Si nous regardons par exemple la série Les envahisseurs, nous constatons que pas une seule fois David Vincent est vu en train de prendre un repas ou d’avoir le front qui transpire, même sous un soleil ardent. Le personnage principal semble ne pas avoir de corps et n’éprouver aucune émotion. Il est presque aussi froid que les créatures qu’il poursuit.

David Vincent est un architecte fantôme qui ne fréquente quasiment jamais les chantiers. Quant à John Steed, ce n’est guère plus convaincant. La mythologie des personnages de séries repose sur le fait que ces derniers ont un corps tout autant qu’ils n’ont pas de corps réel, tels des dieux ou des déesses. D’autre part, si Roland Barthes avait souligné le rôle de la sueur dans le cinéma américain, dans les séries la transpiration est inexistante.

Les ressorts des séries ne sont pas les mêmes que ceux du cinéma. Par le fait même qu’une série repose sur un grand nombre d’épisodes, tout réalisme demeure impossible. Car la série est par essence totalement irréelle. Le même mécanisme se produit au cinéma avec les trilogies. Intuitivement nous disons que le deuxième, puis le troisième film ou plus sont « moins bons » que le premier. C’est qu’une fiction réaliste ne peut être réalisée que dans un seul film en un seul épisode. 2001 l’Odysée de l’espace aurait était dénaturé si Stanley Kubrick en avait fait une trilogie.

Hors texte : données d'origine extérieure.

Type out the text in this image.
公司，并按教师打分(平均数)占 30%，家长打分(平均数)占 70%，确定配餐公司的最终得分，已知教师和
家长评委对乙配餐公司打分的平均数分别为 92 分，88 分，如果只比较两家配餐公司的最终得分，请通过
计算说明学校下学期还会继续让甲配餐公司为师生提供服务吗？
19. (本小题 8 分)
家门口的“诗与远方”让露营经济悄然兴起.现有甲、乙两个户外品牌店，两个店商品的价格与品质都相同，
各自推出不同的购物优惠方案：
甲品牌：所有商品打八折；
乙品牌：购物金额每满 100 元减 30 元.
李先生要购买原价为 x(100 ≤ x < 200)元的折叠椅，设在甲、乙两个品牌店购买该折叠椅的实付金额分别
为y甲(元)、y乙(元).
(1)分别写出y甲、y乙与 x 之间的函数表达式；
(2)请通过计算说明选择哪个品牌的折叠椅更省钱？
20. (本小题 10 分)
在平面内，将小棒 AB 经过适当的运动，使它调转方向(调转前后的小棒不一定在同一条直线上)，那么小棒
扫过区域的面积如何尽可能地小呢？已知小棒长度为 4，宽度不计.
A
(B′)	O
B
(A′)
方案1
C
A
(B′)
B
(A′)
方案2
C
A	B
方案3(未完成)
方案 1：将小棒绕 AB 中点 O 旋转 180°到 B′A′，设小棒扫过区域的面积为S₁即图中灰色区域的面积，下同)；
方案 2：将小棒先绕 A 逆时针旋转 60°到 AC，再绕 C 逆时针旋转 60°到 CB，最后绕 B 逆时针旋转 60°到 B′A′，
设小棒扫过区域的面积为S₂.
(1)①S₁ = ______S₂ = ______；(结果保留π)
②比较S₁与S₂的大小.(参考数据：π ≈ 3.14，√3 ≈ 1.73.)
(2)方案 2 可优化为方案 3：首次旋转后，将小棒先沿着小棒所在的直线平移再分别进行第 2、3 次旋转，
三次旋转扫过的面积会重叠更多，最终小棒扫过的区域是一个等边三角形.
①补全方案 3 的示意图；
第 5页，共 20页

A présent regardons d’un peu plus près la série culte des années 70, Le prisonnier. L’emblématique numéro 6 pourrait être l’objet d’une longue analyse. Nous pourrions dire que chacun de nous peut devenir le numéro 6. Ainsi cet univers fermé sur une île dotée d’une multitude de moyens de surveillance est-il propre à devenir fou. Cependant le protagoniste résiste avec une force ingénieuse avec laquelle nous nous identifions. Les numéros 2 successifs s’acharnent sur lui, mais il résiste avec vigueur.

Un autre élément concerne la dépersonnalisation des habitants du village. Il est intéressant de remarquer aussi que ceux qui dirigent le village portent également des numéros.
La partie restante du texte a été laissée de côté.